Le président de la formation de jugement a dispensé le rapporteur public, sur sa proposition, de prononcer des conclusions à l'audience.
Les parties ont été régulièrement averties du jour de l'audience.
Le rapport de Mme Anne Khater, premier conseiller, a été entendu au cours de l'audience publique.
Considérant ce qui suit :
1. M. D... A..., ressortissant turc né le 2 octobre 1999, a demandé au tribunal administratif de Lille l'annulation de l'arrêté du 26 août 2019 par lequel le préfet du Nord l'a obligé à quitter le territoire français, a refusé de lui accorder un délai de départ volontaire, lui a interdit le retour sur le territoire français avant l'expiration du délai d'un an et a fixé le pays de destination de la mesure d'éloignement. Le préfet du Nord relève appel du jugement du 4 septembre 2019 par lequel le magistrat désigné par le président du tribunal administratif de Lille a annulé cet arrêté, enjoint au préfet du Nord de procéder à un nouvel examen de la situation de M. A... et de lui délivrer sans délai une autorisation provisoire de séjour.

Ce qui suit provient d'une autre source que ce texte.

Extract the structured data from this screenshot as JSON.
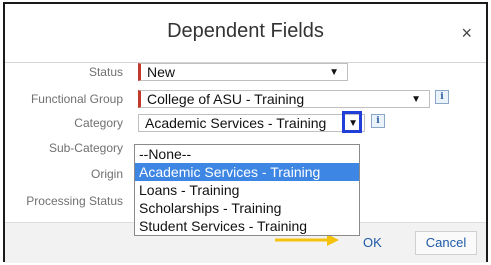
{
  "dialog": {
    "title": "Dependent Fields",
    "close_glyph": "×"
  },
  "fields": {
    "status": {
      "label": "Status",
      "value": "New"
    },
    "functional_group": {
      "label": "Functional Group",
      "value": "College of ASU - Training"
    },
    "category": {
      "label": "Category",
      "value": "Academic Services - Training"
    },
    "sub_category": {
      "label": "Sub-Category"
    },
    "origin": {
      "label": "Origin"
    },
    "processing_status": {
      "label": "Processing Status"
    }
  },
  "dropdown": {
    "options": [
      "--None--",
      "Academic Services - Training",
      "Loans - Training",
      "Scholarships - Training",
      "Student Services - Training"
    ],
    "selected_index": 1
  },
  "icons": {
    "arrow": "▼",
    "info": "i"
  },
  "footer": {
    "ok_label": "OK",
    "cancel_label": "Cancel"
  },
  "colors": {
    "required": "#c0392b",
    "selected_bg": "#3e86e3",
    "highlight_box": "#1f3fd6",
    "arrow_annotation": "#f4c20d",
    "link": "#1e5aa8"
  }
}
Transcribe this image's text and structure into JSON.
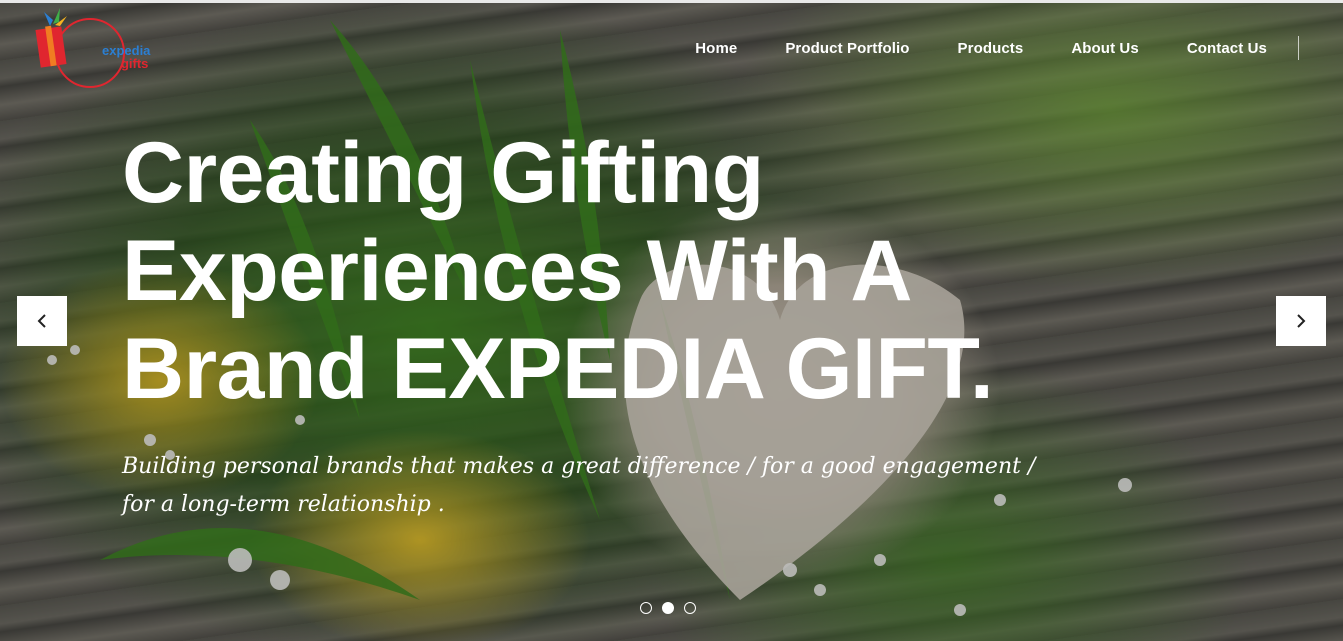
{
  "brand": {
    "logo_line1": "expedia",
    "logo_line2": "gifts"
  },
  "nav": {
    "items": [
      {
        "label": "Home"
      },
      {
        "label": "Product Portfolio"
      },
      {
        "label": "Products"
      },
      {
        "label": "About Us"
      },
      {
        "label": "Contact Us"
      }
    ]
  },
  "hero": {
    "headline_lines": [
      "Creating Gifting",
      "Experiences With A",
      "Brand EXPEDIA GIFT."
    ],
    "tagline_lines": [
      "Building personal brands that makes a great difference / for a good engagement /",
      "for a long-term relationship ."
    ]
  },
  "carousel": {
    "slide_count": 3,
    "active_index": 1
  },
  "colors": {
    "logo_blue": "#2b7fd3",
    "logo_red": "#e0262f",
    "text": "#ffffff"
  },
  "icons": {
    "prev": "chevron-left-icon",
    "next": "chevron-right-icon"
  }
}
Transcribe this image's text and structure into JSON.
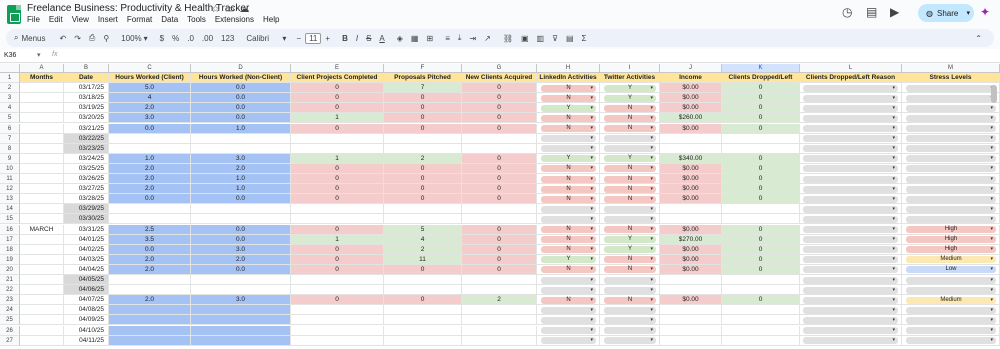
{
  "app": {
    "title": "Freelance Business: Productivity & Health Tracker",
    "menus": [
      "File",
      "Edit",
      "View",
      "Insert",
      "Format",
      "Data",
      "Tools",
      "Extensions",
      "Help"
    ],
    "share_label": "Share",
    "brand_color": "#0f9d58"
  },
  "toolbar": {
    "search_label": "Menus",
    "zoom": "100%",
    "currency": "$",
    "percent": "%",
    "decimal_dec": ".0",
    "decimal_inc": ".00",
    "number_format": "123",
    "font": "Calibri",
    "font_size": "11"
  },
  "formula_bar": {
    "name_box": "K36",
    "fx": "fx"
  },
  "columns": [
    "A",
    "B",
    "C",
    "D",
    "E",
    "F",
    "G",
    "H",
    "I",
    "J",
    "K",
    "L",
    "M"
  ],
  "selected_column": "K",
  "headers": [
    "Months",
    "Date",
    "Hours Worked (Client)",
    "Hours Worked (Non-Client)",
    "Client Projects Completed",
    "Proposals Pitched",
    "New Clients Acquired",
    "LinkedIn Activities",
    "Twitter Activities",
    "Income",
    "Clients Dropped/Left",
    "Clients Dropped/Left Reason",
    "Stress Levels"
  ],
  "month_label": "MARCH",
  "rows": [
    {
      "n": "2",
      "date": "03/17/25",
      "c": "5.0",
      "d": "0.0",
      "e": "0",
      "f": "7",
      "g": "0",
      "h": "N",
      "i": "Y",
      "j": "$0.00",
      "k": "0",
      "m": ""
    },
    {
      "n": "3",
      "date": "03/18/25",
      "c": "4",
      "d": "0.0",
      "e": "0",
      "f": "0",
      "g": "0",
      "h": "N",
      "i": "Y",
      "j": "$0.00",
      "k": "0",
      "m": ""
    },
    {
      "n": "4",
      "date": "03/19/25",
      "c": "2.0",
      "d": "0.0",
      "e": "0",
      "f": "0",
      "g": "0",
      "h": "Y",
      "i": "N",
      "j": "$0.00",
      "k": "0",
      "m": ""
    },
    {
      "n": "5",
      "date": "03/20/25",
      "c": "3.0",
      "d": "0.0",
      "e": "1",
      "f": "0",
      "g": "0",
      "h": "N",
      "i": "N",
      "j": "$260.00",
      "k": "0",
      "m": ""
    },
    {
      "n": "6",
      "date": "03/21/25",
      "c": "0.0",
      "d": "1.0",
      "e": "0",
      "f": "0",
      "g": "0",
      "h": "N",
      "i": "N",
      "j": "$0.00",
      "k": "0",
      "m": ""
    },
    {
      "n": "7",
      "date": "03/22/25",
      "weekend": true
    },
    {
      "n": "8",
      "date": "03/23/25",
      "weekend": true
    },
    {
      "n": "9",
      "date": "03/24/25",
      "c": "1.0",
      "d": "3.0",
      "e": "1",
      "f": "2",
      "g": "0",
      "h": "Y",
      "i": "Y",
      "j": "$340.00",
      "k": "0",
      "m": ""
    },
    {
      "n": "10",
      "date": "03/25/25",
      "c": "2.0",
      "d": "2.0",
      "e": "0",
      "f": "0",
      "g": "0",
      "h": "N",
      "i": "N",
      "j": "$0.00",
      "k": "0",
      "m": ""
    },
    {
      "n": "11",
      "date": "03/26/25",
      "c": "2.0",
      "d": "1.0",
      "e": "0",
      "f": "0",
      "g": "0",
      "h": "N",
      "i": "N",
      "j": "$0.00",
      "k": "0",
      "m": ""
    },
    {
      "n": "12",
      "date": "03/27/25",
      "c": "2.0",
      "d": "1.0",
      "e": "0",
      "f": "0",
      "g": "0",
      "h": "N",
      "i": "N",
      "j": "$0.00",
      "k": "0",
      "m": ""
    },
    {
      "n": "13",
      "date": "03/28/25",
      "c": "0.0",
      "d": "0.0",
      "e": "0",
      "f": "0",
      "g": "0",
      "h": "N",
      "i": "N",
      "j": "$0.00",
      "k": "0",
      "m": ""
    },
    {
      "n": "14",
      "date": "03/29/25",
      "weekend": true
    },
    {
      "n": "15",
      "date": "03/30/25",
      "weekend": true
    },
    {
      "n": "16",
      "date": "03/31/25",
      "c": "2.5",
      "d": "0.0",
      "e": "0",
      "f": "5",
      "g": "0",
      "h": "N",
      "i": "N",
      "j": "$0.00",
      "k": "0",
      "m": "High"
    },
    {
      "n": "17",
      "date": "04/01/25",
      "c": "3.5",
      "d": "0.0",
      "e": "1",
      "f": "4",
      "g": "0",
      "h": "N",
      "i": "Y",
      "j": "$270.00",
      "k": "0",
      "m": "High"
    },
    {
      "n": "18",
      "date": "04/02/25",
      "c": "0.0",
      "d": "3.0",
      "e": "0",
      "f": "2",
      "g": "0",
      "h": "N",
      "i": "Y",
      "j": "$0.00",
      "k": "0",
      "m": "High"
    },
    {
      "n": "19",
      "date": "04/03/25",
      "c": "2.0",
      "d": "2.0",
      "e": "0",
      "f": "11",
      "g": "0",
      "h": "Y",
      "i": "N",
      "j": "$0.00",
      "k": "0",
      "m": "Medium"
    },
    {
      "n": "20",
      "date": "04/04/25",
      "c": "2.0",
      "d": "0.0",
      "e": "0",
      "f": "0",
      "g": "0",
      "h": "N",
      "i": "N",
      "j": "$0.00",
      "k": "0",
      "m": "Low"
    },
    {
      "n": "21",
      "date": "04/05/25",
      "weekend": true
    },
    {
      "n": "22",
      "date": "04/06/25",
      "weekend": true
    },
    {
      "n": "23",
      "date": "04/07/25",
      "c": "2.0",
      "d": "3.0",
      "e": "0",
      "f": "0",
      "g": "2",
      "h": "N",
      "i": "N",
      "j": "$0.00",
      "k": "0",
      "m": "Medium"
    },
    {
      "n": "24",
      "date": "04/08/25",
      "future": true
    },
    {
      "n": "25",
      "date": "04/09/25",
      "future": true
    },
    {
      "n": "26",
      "date": "04/10/25",
      "future": true
    },
    {
      "n": "27",
      "date": "04/11/25",
      "future": true
    }
  ],
  "colors": {
    "header": "#ffe599",
    "hours": "#a4c2f4",
    "red": "#f4cccc",
    "green": "#d9ead3",
    "weekend": "#d9d9d9",
    "chip_gray": "#e0e0e0",
    "chip_red": "#f4c7c3",
    "chip_green": "#d3e8c8",
    "stress_high": "#f4c7c3",
    "stress_medium": "#fce8b2",
    "stress_low": "#c9daf8"
  }
}
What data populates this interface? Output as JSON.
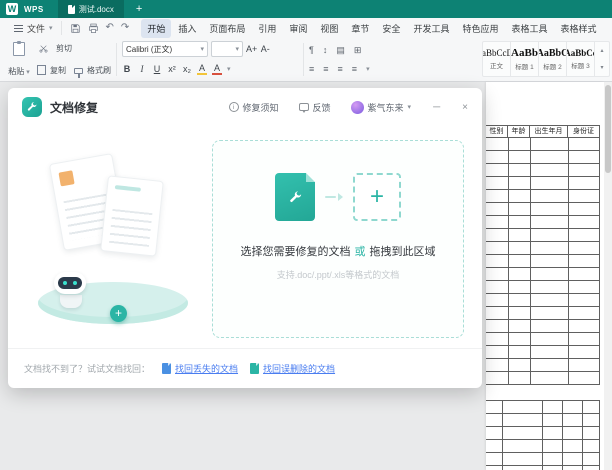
{
  "colors": {
    "titlebar_teal": "#0d8274",
    "doc_tab_teal": "#0a6c60",
    "accent_teal": "#2bb5a5",
    "active_tab_bg": "#dce4f0",
    "link_blue": "#4a7df0",
    "dashed_border": "#a9ded7"
  },
  "icons": {
    "plus": "+",
    "dropdown": "▾",
    "caret_small": "▾",
    "undo": "↶",
    "redo": "↷",
    "minimize": "─",
    "close": "×",
    "scroll_up": "▴",
    "scroll_down": "▾",
    "align": "≡",
    "border_grid": "⊞",
    "shading": "▤",
    "spacing": "↕",
    "pilcrow": "¶",
    "info": "i",
    "wps_logo_letter": "W"
  },
  "titlebar": {
    "brand": "WPS",
    "document_tab": "测试.docx"
  },
  "menubar": {
    "file_menu": "文件",
    "active_tab": "开始",
    "tabs": [
      "开始",
      "插入",
      "页面布局",
      "引用",
      "审阅",
      "视图",
      "章节",
      "安全",
      "开发工具",
      "特色应用",
      "表格工具",
      "表格样式"
    ]
  },
  "ribbon": {
    "paste": "粘贴",
    "cut": "剪切",
    "copy": "复制",
    "format_painter": "格式刷",
    "font_name": "Calibri (正文)",
    "format_buttons": {
      "bold": "B",
      "italic": "I",
      "underline": "U",
      "grow": "A+",
      "shrink": "A-",
      "superscript": "x²",
      "subscript": "x₂",
      "highlight": "A",
      "font_color": "A"
    },
    "styles": [
      {
        "preview": "AaBbCcDd",
        "label": "正文"
      },
      {
        "preview": "AaBb",
        "label": "标题 1"
      },
      {
        "preview": "AaBbC",
        "label": "标题 2"
      },
      {
        "preview": "AaBbCc",
        "label": "标题 3"
      }
    ]
  },
  "dialog": {
    "title": "文档修复",
    "repair_notice": "修复须知",
    "feedback": "反馈",
    "username": "紫气东来",
    "drop_main_1": "选择您需要修复的文档",
    "drop_or": "或",
    "drop_main_2": "拖拽到此区域",
    "drop_sub": "支持.doc/.ppt/.xls等格式的文档",
    "footer_hint": "文档找不到了？试试文档找回：",
    "link_lost": "找回丢失的文档",
    "link_deleted": "找回误删除的文档"
  },
  "document_page": {
    "table_headers": [
      "性别",
      "年龄",
      "出生年月",
      "身份证"
    ]
  }
}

Sur le moyen retenu par le magistrat désigné par le président du tribunal administratif de Lille :
2. D'une part, aux termes de l'article L. 741-1 du code de l'entrée et du séjour des étrangers et du droit d'asile : " Tout étranger présent sur le territoire français et souhaitant demander l'asile se présente en personne à l'autorité administrative compétente, qui enregistre sa demande et procède à la détermination de l'Etat responsable (...). / L'enregistrement a lieu au plus tard trois jours ouvrés après la présentation de la demande à l'autorité administrative compétente, sans condition préalable de domiciliation. (...) / (...) Lorsque l'enregistrement de sa demande d'asile a été effectué, l'étranger se voit remettre une attestation de demande d'asile. (...) / Cette attestation n'est pas délivrée à l'étranger qui demande l'asile à la frontière ou en rétention ". Aux termes de l'article L. 743-4 du même code : " (...) Lorsque l'étranger sollicitant l'enregistrement d'une demande d'asile a fait l'objet, préalablement à la présentation de sa demande, d'une mesure d'éloignement prise en application du livre V, celle-ci, qui n'est pas abrogée par la délivrance de l'attestation prévue à l'article L. 741-1, ne peut être mise à exécution avant la notification de la décision de l'office, lorsqu'il s'agit d'une décision de rejet, d'irrecevabilité ou de clôture, ou, si un recours est formé devant la Cour nationale du droit d'asile contre une décision de rejet, avant la notification de la décision de la cour ".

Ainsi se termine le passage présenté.